Influence of coagulation mechanisms and floc formation on filterability

Abstract

Minimizing particles in water is a key goal for improving drinking water quality and safety. The media filtration process, as the last step of the solid–liquid separation process, is largely influenced by the characteristics of flocs, which are formed and controlled within the coagulation process. In a laboratory-based study, the impacts of the physical characteristics of flocs formed using aluminum sulfate on the filtration treatment of two comparative water samples were investigated using a photometric dispersion analyzer and a filterability apparatus.

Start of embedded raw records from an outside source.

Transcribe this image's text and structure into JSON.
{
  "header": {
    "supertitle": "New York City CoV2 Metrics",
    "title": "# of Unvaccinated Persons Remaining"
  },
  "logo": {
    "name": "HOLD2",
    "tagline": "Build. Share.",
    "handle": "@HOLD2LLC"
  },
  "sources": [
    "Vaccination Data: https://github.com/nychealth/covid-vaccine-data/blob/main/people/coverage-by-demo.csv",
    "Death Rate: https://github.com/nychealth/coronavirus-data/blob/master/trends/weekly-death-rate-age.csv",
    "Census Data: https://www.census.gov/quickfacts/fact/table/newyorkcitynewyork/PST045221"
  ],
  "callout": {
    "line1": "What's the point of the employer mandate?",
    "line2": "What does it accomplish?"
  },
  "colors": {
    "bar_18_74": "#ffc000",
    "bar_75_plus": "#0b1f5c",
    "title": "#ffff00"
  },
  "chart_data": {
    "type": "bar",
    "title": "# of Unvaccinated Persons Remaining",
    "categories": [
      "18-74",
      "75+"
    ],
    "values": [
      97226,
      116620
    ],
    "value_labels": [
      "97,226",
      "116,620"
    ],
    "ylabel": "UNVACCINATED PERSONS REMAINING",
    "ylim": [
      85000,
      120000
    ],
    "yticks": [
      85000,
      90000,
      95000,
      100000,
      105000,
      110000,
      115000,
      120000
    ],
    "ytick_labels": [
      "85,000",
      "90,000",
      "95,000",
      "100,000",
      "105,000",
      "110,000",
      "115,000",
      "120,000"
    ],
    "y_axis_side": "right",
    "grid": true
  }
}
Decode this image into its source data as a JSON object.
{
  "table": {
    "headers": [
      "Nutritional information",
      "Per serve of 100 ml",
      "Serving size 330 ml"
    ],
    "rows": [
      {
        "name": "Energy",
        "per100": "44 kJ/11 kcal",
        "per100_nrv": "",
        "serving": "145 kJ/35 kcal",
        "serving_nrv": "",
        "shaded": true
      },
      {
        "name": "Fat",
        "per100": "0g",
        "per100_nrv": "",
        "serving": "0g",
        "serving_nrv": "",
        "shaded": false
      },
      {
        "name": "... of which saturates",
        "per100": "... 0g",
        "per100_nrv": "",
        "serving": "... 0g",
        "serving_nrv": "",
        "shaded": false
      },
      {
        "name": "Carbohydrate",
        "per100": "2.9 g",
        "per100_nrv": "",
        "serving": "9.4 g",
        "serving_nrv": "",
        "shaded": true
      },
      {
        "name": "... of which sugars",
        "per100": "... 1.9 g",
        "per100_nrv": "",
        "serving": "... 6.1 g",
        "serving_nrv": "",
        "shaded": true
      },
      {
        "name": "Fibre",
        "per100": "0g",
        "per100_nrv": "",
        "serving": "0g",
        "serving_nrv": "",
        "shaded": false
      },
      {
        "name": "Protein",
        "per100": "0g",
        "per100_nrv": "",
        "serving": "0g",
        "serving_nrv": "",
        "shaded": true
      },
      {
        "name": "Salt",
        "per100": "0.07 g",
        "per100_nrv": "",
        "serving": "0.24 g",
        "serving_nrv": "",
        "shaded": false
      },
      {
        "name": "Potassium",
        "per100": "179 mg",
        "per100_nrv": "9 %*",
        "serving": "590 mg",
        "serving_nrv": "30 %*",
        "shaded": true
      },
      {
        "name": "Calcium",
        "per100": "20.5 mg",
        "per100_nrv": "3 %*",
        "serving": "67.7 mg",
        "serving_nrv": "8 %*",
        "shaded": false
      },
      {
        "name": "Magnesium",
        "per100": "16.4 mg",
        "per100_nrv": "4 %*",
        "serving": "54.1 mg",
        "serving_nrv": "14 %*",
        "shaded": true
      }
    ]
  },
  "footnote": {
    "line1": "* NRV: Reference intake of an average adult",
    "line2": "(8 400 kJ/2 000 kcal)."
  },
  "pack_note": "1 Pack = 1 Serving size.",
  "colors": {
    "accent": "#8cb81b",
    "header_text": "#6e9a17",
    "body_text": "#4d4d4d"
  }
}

In general, the optimum dosage for maximizing filterability was higher than that for minimizing turbidity under neutral pH conditions. For a monomeric aluminum-based coagulant, the charge neutralization mechanism produced better floc characteristics, including floc growth speed and size, than the sweep flocculation mechanism. In addition, the charge neutralization mechanism showed better performance compared to sweep flocculation in terms of DOC removal and floc filterability improvement for both waters, and showed superiority in turbidity removal only when the raw water had high turbidity. For the different mechanisms, the ways that floc characteristics impacted on floc filterability also differed. The low variation in floc size distribution obtained under the charge neutralization mechanism resulted in the flocs being amenable to removal by filtration processes. For the sweep flocculation mechanism, increasing the floc size improved the settling ability of flocs, resulting in higher filter efficiency.